We're using a left-invariant metric ##\mathcal{M}_{ab}##.

Now I've got the expression

$$R = -\frac{1}{4}f_{abc}f^{abc} -\frac{1}{2}f_{cab}f^{abc} = -\frac{1}{4}\mathcal{M}_{ad}\mathcal{M}^{be}\mathcal{M}^{cf} f^a_{\,\,\,\, bc}f^d_{\,\,\,\, ef} - \frac{1}{2}\mathcal{M}^{cd}f^a_{\,\,\,\, bc} f^b_{\,\,\,\, ad}$$

The second expression (with explicit metrics) is the one I'll be using later on because I can normalise structure constants of that kind.
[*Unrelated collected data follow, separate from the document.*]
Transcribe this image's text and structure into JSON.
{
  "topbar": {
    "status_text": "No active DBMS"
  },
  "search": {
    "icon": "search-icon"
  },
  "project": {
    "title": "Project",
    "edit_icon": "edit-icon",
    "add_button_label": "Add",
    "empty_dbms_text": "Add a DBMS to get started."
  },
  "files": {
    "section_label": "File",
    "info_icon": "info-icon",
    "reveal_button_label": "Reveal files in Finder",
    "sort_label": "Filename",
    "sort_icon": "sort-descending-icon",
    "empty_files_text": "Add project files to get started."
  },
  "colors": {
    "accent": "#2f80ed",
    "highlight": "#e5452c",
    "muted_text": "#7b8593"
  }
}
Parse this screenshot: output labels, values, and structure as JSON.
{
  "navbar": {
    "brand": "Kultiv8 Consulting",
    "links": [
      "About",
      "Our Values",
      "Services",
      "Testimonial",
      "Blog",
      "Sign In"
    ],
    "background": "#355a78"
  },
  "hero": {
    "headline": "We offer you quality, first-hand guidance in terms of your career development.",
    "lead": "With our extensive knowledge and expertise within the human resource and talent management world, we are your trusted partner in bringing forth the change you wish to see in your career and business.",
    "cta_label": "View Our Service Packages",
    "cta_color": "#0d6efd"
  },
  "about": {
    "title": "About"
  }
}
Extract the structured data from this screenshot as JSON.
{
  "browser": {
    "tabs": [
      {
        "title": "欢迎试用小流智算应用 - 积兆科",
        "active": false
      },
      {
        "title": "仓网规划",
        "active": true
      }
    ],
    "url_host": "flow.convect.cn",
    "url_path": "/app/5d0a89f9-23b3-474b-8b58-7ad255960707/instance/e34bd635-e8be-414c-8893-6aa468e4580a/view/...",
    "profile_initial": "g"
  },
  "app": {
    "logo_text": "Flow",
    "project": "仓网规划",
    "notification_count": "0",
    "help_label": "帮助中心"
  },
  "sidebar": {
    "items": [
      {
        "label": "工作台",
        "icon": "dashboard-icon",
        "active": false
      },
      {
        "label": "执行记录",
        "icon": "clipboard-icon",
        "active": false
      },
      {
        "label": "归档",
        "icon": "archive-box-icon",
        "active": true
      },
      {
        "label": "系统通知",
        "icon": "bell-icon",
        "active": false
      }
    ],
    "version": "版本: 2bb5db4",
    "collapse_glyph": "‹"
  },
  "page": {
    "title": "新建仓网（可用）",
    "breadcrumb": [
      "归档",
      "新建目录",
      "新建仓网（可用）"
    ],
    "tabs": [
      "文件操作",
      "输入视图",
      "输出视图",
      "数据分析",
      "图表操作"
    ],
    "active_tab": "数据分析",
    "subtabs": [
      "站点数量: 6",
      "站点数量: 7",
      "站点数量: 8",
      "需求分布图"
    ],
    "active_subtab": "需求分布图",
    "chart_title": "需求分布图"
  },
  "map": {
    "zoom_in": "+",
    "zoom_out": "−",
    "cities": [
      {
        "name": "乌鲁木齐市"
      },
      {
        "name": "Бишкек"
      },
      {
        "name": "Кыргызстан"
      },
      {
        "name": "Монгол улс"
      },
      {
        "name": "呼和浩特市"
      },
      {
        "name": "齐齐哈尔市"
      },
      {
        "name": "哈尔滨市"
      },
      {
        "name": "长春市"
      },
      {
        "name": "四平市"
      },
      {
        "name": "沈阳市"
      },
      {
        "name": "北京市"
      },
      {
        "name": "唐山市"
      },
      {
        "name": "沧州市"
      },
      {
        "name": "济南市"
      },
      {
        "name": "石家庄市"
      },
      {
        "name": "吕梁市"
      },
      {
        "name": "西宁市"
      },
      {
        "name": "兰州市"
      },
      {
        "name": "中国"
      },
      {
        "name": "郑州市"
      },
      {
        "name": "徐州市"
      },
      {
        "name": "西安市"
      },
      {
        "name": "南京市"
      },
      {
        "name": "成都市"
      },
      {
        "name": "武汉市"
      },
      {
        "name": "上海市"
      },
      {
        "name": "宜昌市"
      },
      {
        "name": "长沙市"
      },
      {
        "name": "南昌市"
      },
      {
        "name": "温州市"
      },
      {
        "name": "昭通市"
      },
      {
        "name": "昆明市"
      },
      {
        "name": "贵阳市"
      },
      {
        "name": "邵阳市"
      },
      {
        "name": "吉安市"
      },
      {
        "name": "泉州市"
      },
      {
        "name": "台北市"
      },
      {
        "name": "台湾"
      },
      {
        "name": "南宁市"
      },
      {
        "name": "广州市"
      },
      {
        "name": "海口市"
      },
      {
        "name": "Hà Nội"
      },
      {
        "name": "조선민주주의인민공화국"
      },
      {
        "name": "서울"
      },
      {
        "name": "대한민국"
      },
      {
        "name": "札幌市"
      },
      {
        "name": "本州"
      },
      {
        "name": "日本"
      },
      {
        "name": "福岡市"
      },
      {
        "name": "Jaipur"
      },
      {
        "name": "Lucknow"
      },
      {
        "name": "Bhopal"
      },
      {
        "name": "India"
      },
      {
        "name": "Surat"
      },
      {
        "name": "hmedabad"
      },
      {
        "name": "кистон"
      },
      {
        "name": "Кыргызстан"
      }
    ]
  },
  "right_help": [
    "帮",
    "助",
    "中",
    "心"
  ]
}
That is however not important, going from the first part to the second is comparatively easy.

I'm wondering if there's an easy way to find the Ricci scalar (or tensor for that matter) that doesn't require looking at the sectional curvature. This last part is important because it would take me too far from the topic.

Meanwhile all examples I found do use this notion.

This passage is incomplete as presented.